If you have to worry about stockpiling ammunition in your basement, things have already gone way too far. Whistleblowers and the press are mechanism by which we don't get to that point.
In some civil wars it was neighbor vs neighbor. In the Lebanese civil war people were pulled out of cabs and shot. This wasn't the state you have to worry about.
How would you compare the success of guerilla war in the last few decades against larger powers?
Guerilla warfare is asymmetric warfare fought by a small minority against a more powerful enemy. It typically emerges in situations like Vietnam, Iraq, and Afghanistan where you have a large, technologically advanced invading force that you are resisting. In the United States, there is very low risk of an exogenous actor occupying US soil, so we don't really have to worry about that.

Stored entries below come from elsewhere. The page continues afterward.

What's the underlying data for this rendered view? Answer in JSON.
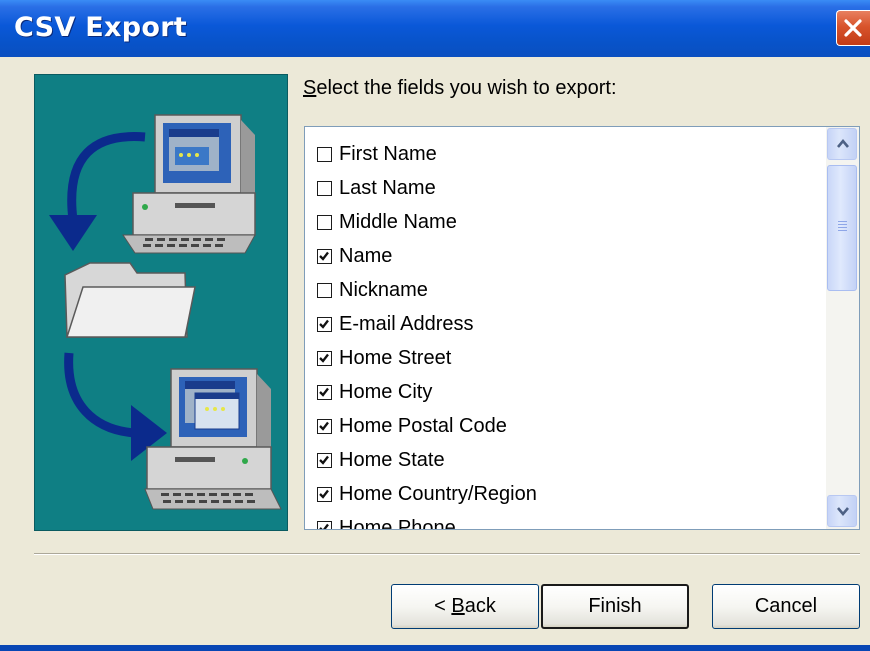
{
  "window": {
    "title": "CSV Export",
    "accent": "#0a58d8",
    "close_color": "#d8542c"
  },
  "instruction": {
    "mnemonic": "S",
    "rest": "elect the fields you wish to export:"
  },
  "fields": [
    {
      "label": "First Name",
      "checked": false
    },
    {
      "label": "Last Name",
      "checked": false
    },
    {
      "label": "Middle Name",
      "checked": false
    },
    {
      "label": "Name",
      "checked": true
    },
    {
      "label": "Nickname",
      "checked": false
    },
    {
      "label": "E-mail Address",
      "checked": true
    },
    {
      "label": "Home Street",
      "checked": true
    },
    {
      "label": "Home City",
      "checked": true
    },
    {
      "label": "Home Postal Code",
      "checked": true
    },
    {
      "label": "Home State",
      "checked": true
    },
    {
      "label": "Home Country/Region",
      "checked": true
    },
    {
      "label": "Home Phone",
      "checked": true
    }
  ],
  "buttons": {
    "back_prefix": "< ",
    "back_mnemonic": "B",
    "back_rest": "ack",
    "finish": "Finish",
    "cancel": "Cancel"
  },
  "icons": {
    "close": "close-icon",
    "scroll_up": "chevron-up-icon",
    "scroll_down": "chevron-down-icon",
    "checkmark": "checkmark-icon",
    "wizard_art": [
      "computer-icon",
      "arrow-icon",
      "folder-icon"
    ]
  },
  "art_colors": {
    "panel": "#0f7f84",
    "arrow": "#0b2a8c"
  }
}
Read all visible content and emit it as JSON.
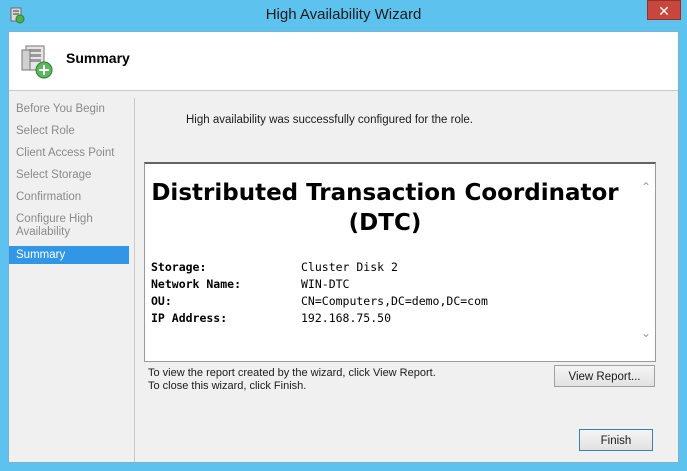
{
  "window": {
    "title": "High Availability Wizard",
    "close_glyph": "✕"
  },
  "header": {
    "title": "Summary",
    "icon": "wizard-server-icon"
  },
  "nav": {
    "items": [
      {
        "label": "Before You Begin"
      },
      {
        "label": "Select Role"
      },
      {
        "label": "Client Access Point"
      },
      {
        "label": "Select Storage"
      },
      {
        "label": "Confirmation"
      },
      {
        "label": "Configure High Availability"
      },
      {
        "label": "Summary",
        "active": true
      }
    ]
  },
  "main": {
    "status_message": "High availability was successfully configured for the role.",
    "report": {
      "title": "Distributed Transaction Coordinator (DTC)",
      "rows": [
        {
          "key": "Storage:",
          "value": "Cluster Disk 2"
        },
        {
          "key": "Network Name:",
          "value": "WIN-DTC"
        },
        {
          "key": "OU:",
          "value": "CN=Computers,DC=demo,DC=com"
        },
        {
          "key": "IP Address:",
          "value": "192.168.75.50"
        }
      ]
    },
    "hint_line1": "To view the report created by the wizard, click View Report.",
    "hint_line2": "To close this wizard, click Finish.",
    "view_report_label": "View Report...",
    "finish_label": "Finish"
  },
  "colors": {
    "titlebar": "#5ec2ef",
    "nav_active": "#3296e6",
    "close": "#c7463d"
  }
}
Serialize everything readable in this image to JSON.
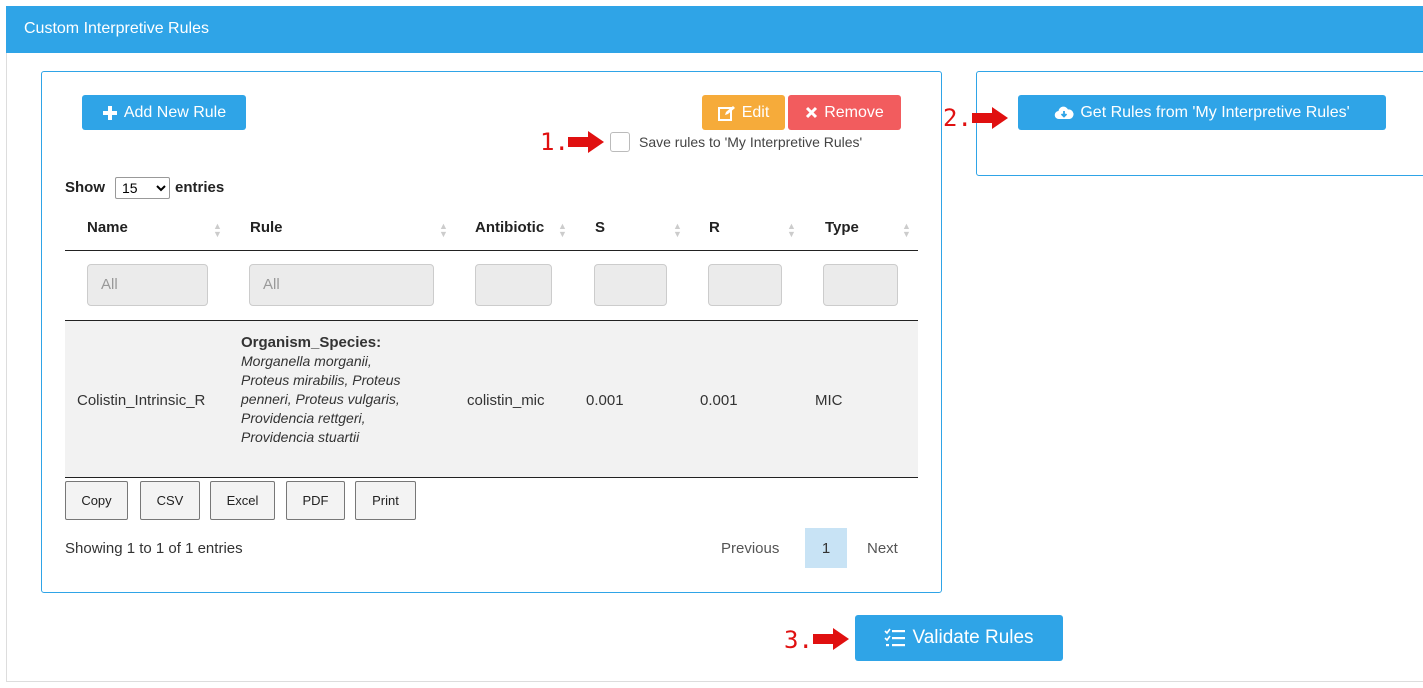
{
  "panel": {
    "title": "Custom Interpretive Rules"
  },
  "toolbar": {
    "add_label": "Add New Rule",
    "edit_label": "Edit",
    "remove_label": "Remove",
    "save_checkbox_label": "Save rules to 'My Interpretive Rules'",
    "save_checked": false
  },
  "right_panel": {
    "get_rules_label": "Get Rules from 'My Interpretive Rules'"
  },
  "annotations": {
    "n1": "1.",
    "n2": "2.",
    "n3": "3."
  },
  "length": {
    "show": "Show",
    "value": "15",
    "options": [
      "15"
    ],
    "entries": "entries"
  },
  "table": {
    "columns": [
      "Name",
      "Rule",
      "Antibiotic",
      "S",
      "R",
      "Type"
    ],
    "filters": {
      "name": "All",
      "rule": "All"
    },
    "rows": [
      {
        "name": "Colistin_Intrinsic_R",
        "rule_key": "Organism_Species:",
        "rule_lines": [
          "Morganella morganii,",
          "Proteus mirabilis, Proteus",
          "penneri, Proteus vulgaris,",
          "Providencia rettgeri,",
          "Providencia stuartii"
        ],
        "antibiotic": "colistin_mic",
        "s": "0.001",
        "r": "0.001",
        "type": "MIC"
      }
    ]
  },
  "export_buttons": [
    "Copy",
    "CSV",
    "Excel",
    "PDF",
    "Print"
  ],
  "info": "Showing 1 to 1 of 1 entries",
  "pagination": {
    "previous": "Previous",
    "current": "1",
    "next": "Next"
  },
  "validate_label": "Validate Rules",
  "colors": {
    "primary": "#2fa4e7",
    "warning": "#f6ab3a",
    "danger": "#f25c5e",
    "annotation": "#e01010"
  },
  "icons": {
    "add": "plus-icon",
    "edit": "edit-icon",
    "remove": "times-icon",
    "cloud": "cloud-download-icon",
    "validate": "tasks-icon",
    "arrow": "arrow-right-icon"
  }
}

Rather, we have to worry about our own government, and our best option is to take full advantage of our democratic system to head tyranny off at the pass.
Lebanon was a Civil War in the context of a failed state. The state no longer had a monopoly on the use of violence. A more recent analogy you could draw that would be more apropos would perhaps be Mexico where large swathes of the country are outside of state control, and rather in the hands of transnational criminal organizations.
I would again, argue that we should worry about preventing our country from becoming a failed state. The effort of preparing for the worst case scenario could perhaps be better spent through political engagement and activism to ensure that our country does not reach the point of being a failed state.
As you see right now, the current presidential administration is in the process of attempting a coup. It is not the lone citizen with an AR-15 that has prevented it. It is our institutions. What stands between the current administration staying in office for the next four years in full defiance of the voters as they would very much like to do? It's our institutions, including the whistleblowers, the free press, the judiciary, congress, state legislatures, and a military with a good head on its shoulders.
In fact, I have hundreds of rounds of 7.62x39 in my garage and a few thousand of 9mm. But, I have it because it's cheap in bulk, not because I have any aspirations to shoot another human being in any conceivable scenario. I believe in the strong institutions of my country, rather than my ability to murder my fellow Americans.
I bear no ill will, however, towards those who choose to 'trust in Allah, but tie up your camel.' I only ask that they consider giving their time to mending the patchwork of our society rather than simply preparing for when it rips.